Durante alguns minutos, a única imagem do sucedido era a de um carro que capotou e ia sendo arrastado em direção às barreiras de pneus. Mais tarde, quando foi anunciado que todos os intervenientes do acidente estavam conscientes, começou a surgir mais informação: o carro da Alfa Romeu, com o número 24, pertencente a Zhou Guanyu, bateu nas grades que separam a pista dos adeptos a mais de 300 km/h e ficou preso no espaço que as separava da barreira de impacto.

As imagens correram o mundo e começaram a surgir discussões sobre a segurança na Fórmula 1. Após ser observado no centro médico do circuito, o piloto chinês, recorrendo às redes sociais, não teve dúvidas: "o halo salvou-me a vida".

Além da disputa de posição que causou o embate do monolugar de Zhou com George Russell e Pierre Gasly, o tailandês Alex Albon também precisou de assistência, mais atrás no pelotão, por bater com a parte dianteira do carro da Williams com alguma violência nas barreiras.

Ao contrário do chinês, Albon acabou por ser transportado para o hospital, mas teve alta pouco depois de terminada a corrida, este domingo. Ambos estão aptos para a próxima ronda do campeonato de Fórmula 1, no Red Bull Ring, na Áustria.

O que é o halo?

O halo é uma barra arqueada colocada acima da cabeça do piloto para o proteger de detritos que o possam atingir e no caso de colisões. Feita de titânio, a estrutura de 7 kg foi feita, segundo a Fórmula 1, para sustentar cerca de 12 toneladas de peso.

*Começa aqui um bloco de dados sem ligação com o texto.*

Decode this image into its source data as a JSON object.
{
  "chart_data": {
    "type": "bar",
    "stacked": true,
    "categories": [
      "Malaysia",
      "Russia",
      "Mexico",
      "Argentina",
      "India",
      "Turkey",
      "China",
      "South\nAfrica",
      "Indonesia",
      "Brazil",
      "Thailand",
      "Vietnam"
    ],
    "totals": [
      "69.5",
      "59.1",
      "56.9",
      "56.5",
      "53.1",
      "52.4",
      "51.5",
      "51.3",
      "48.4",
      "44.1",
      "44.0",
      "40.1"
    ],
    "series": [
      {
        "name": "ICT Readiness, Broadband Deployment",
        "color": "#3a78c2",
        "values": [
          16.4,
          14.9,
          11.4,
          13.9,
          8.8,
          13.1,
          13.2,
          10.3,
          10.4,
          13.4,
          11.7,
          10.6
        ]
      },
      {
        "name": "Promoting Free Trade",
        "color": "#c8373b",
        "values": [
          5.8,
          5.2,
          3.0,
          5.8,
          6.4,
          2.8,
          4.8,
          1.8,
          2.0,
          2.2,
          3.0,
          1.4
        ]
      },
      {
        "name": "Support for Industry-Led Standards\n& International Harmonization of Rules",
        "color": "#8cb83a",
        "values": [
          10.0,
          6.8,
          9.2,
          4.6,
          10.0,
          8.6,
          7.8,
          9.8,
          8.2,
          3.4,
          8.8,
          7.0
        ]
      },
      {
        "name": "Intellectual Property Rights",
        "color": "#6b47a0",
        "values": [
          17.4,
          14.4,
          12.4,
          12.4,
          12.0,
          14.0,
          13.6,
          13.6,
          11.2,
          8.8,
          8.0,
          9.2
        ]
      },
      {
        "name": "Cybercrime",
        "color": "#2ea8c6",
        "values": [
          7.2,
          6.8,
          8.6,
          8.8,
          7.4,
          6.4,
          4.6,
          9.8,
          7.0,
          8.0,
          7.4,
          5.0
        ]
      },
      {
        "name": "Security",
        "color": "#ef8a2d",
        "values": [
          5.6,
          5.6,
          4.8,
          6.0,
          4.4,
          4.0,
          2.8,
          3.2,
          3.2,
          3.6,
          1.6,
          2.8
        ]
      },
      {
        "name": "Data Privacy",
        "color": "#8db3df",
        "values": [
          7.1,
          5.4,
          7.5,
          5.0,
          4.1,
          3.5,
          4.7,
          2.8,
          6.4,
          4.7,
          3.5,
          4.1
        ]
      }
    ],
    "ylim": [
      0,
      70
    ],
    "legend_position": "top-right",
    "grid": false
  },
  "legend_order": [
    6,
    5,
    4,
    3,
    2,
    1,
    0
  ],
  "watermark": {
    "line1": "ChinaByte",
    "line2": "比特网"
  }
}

O dispositivo foi primeiro testado nos carros de Fórmula 1 em 2016 e, em 2018, acabou por se tornar obrigatório em várias categorias do automobilismo, apesar de alguma oposição de pilotos e partes interessadas na modalidade.

Lewis Hamilton, heptacampeão de Fórmula 1, chamou ao halo a "modificação mais feia" na história do desporto. Todavia, depois do acidente do britânico com o carro de Max Verstappen, em 2021, em Monza, quando a roda do monolugar do neerlandês passou por cima do seu capacete, Hamilton confessou que o halo lhe salvou a vida.

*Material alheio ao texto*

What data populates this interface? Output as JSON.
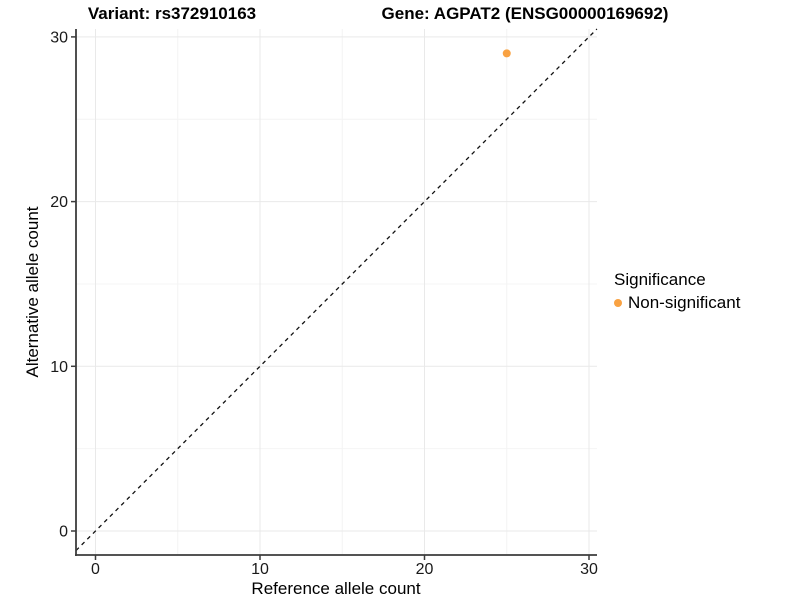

Ainda antes, em 2020, o francês Romain Grosjean sobreviveu depois de um impacto nos rails, que causou um incêndio no seu monolugar, no Bahrain, e, em 2018, evitou lesões em Charles Leclerc, quando o carro de Fernando Alonso sobrevoou e embateu no halo do monegasco. Ao longo dos anos, as fatalidades evitadas mudaram a opinião dos mais céticos.

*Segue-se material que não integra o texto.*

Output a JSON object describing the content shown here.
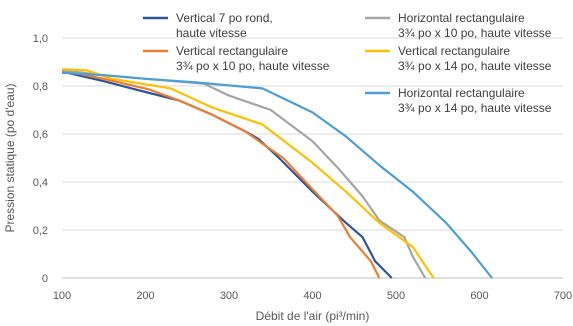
{
  "chart_data": {
    "type": "line",
    "xlabel": "Débit de l'air (pi³/min)",
    "ylabel": "Pression statique (po d'eau)",
    "xlim": [
      100,
      700
    ],
    "ylim": [
      0,
      1.0
    ],
    "x_ticks": [
      "100",
      "200",
      "300",
      "400",
      "500",
      "600",
      "700"
    ],
    "y_ticks": [
      "0",
      "0,2",
      "0,4",
      "0,6",
      "0,8",
      "1,0"
    ],
    "grid": "horizontal",
    "legend_position": "top",
    "series": [
      {
        "name_lines": [
          "Vertical 7 po rond,",
          "haute vitesse"
        ],
        "color": "#2e5597",
        "points": [
          [
            100,
            0.86
          ],
          [
            150,
            0.82
          ],
          [
            200,
            0.775
          ],
          [
            240,
            0.74
          ],
          [
            280,
            0.68
          ],
          [
            320,
            0.61
          ],
          [
            335,
            0.58
          ],
          [
            360,
            0.5
          ],
          [
            400,
            0.36
          ],
          [
            440,
            0.23
          ],
          [
            460,
            0.17
          ],
          [
            475,
            0.07
          ],
          [
            495,
            0.0
          ]
        ]
      },
      {
        "name_lines": [
          "Vertical rectangulaire",
          "3¾ po x 10 po, haute vitesse"
        ],
        "color": "#ed7d31",
        "points": [
          [
            100,
            0.865
          ],
          [
            150,
            0.83
          ],
          [
            205,
            0.785
          ],
          [
            240,
            0.74
          ],
          [
            280,
            0.68
          ],
          [
            320,
            0.61
          ],
          [
            340,
            0.56
          ],
          [
            365,
            0.5
          ],
          [
            400,
            0.37
          ],
          [
            430,
            0.26
          ],
          [
            445,
            0.17
          ],
          [
            470,
            0.07
          ],
          [
            480,
            0.0
          ]
        ]
      },
      {
        "name_lines": [
          "Horizontal rectangulaire",
          "3¾ po x 10 po, haute vitesse"
        ],
        "color": "#a5a5a5",
        "points": [
          [
            100,
            0.865
          ],
          [
            150,
            0.845
          ],
          [
            200,
            0.83
          ],
          [
            270,
            0.81
          ],
          [
            300,
            0.76
          ],
          [
            350,
            0.7
          ],
          [
            400,
            0.57
          ],
          [
            430,
            0.46
          ],
          [
            460,
            0.34
          ],
          [
            480,
            0.24
          ],
          [
            510,
            0.17
          ],
          [
            520,
            0.09
          ],
          [
            535,
            0.0
          ]
        ]
      },
      {
        "name_lines": [
          "Vertical rectangulaire",
          "3¾ po x 14 po, haute vitesse"
        ],
        "color": "#ffc000",
        "points": [
          [
            100,
            0.87
          ],
          [
            130,
            0.865
          ],
          [
            160,
            0.83
          ],
          [
            230,
            0.79
          ],
          [
            280,
            0.71
          ],
          [
            340,
            0.64
          ],
          [
            400,
            0.48
          ],
          [
            440,
            0.36
          ],
          [
            480,
            0.23
          ],
          [
            520,
            0.13
          ],
          [
            545,
            0.0
          ]
        ]
      },
      {
        "name_lines": [
          "Horizontal rectangulaire",
          "3¾ po x 14 po, haute vitesse"
        ],
        "color": "#4a9fd4",
        "points": [
          [
            100,
            0.855
          ],
          [
            150,
            0.845
          ],
          [
            200,
            0.83
          ],
          [
            260,
            0.815
          ],
          [
            340,
            0.79
          ],
          [
            400,
            0.69
          ],
          [
            440,
            0.59
          ],
          [
            480,
            0.47
          ],
          [
            520,
            0.36
          ],
          [
            560,
            0.23
          ],
          [
            590,
            0.11
          ],
          [
            615,
            0.0
          ]
        ]
      }
    ]
  }
}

A segurança foi sempre discutida no automobilismo. Primeiro, a morte de Henry Surtees na Fórmula 2, em 2009, seguida pela de Jules Bianchi, devido a lesões sofridas no Grande Prémio do Japão de Fórmula 1, em 2014 e, ainda pelo acidente mortal de Justin Wilson, na IndyCar, em 2015, aceleraram o processo do dispositivo de segurança.

Após vários anos de estudos, descobriu-se que o halo é o único dispositivo que passou com sucesso num teste, em que conseguiu desviar uma roda disparada a mais de 240 quilómetros por hora. Este domingo, no Circuito de Silverstone, "salvou a vida" a Zhou Guanyu, mas esta não irá ser, certamente, a última vez em que será chamado a intervir.

O Grande Prémio da Grã-Bretanha de Fórmula acabou por recomeçar e foi vencido pelo espanhol Carlos Sainz, da Ferrari, que conquistou a primeira vitória na competição. O mexicano Sérgio Pérez cruzou a linha de meta na segunda posição e, a fechar o pódio, terminou Lewis Hamilton. O acidente de Zhou fica marcado na história da Fórmula 1 e no asfalto de Silverstone.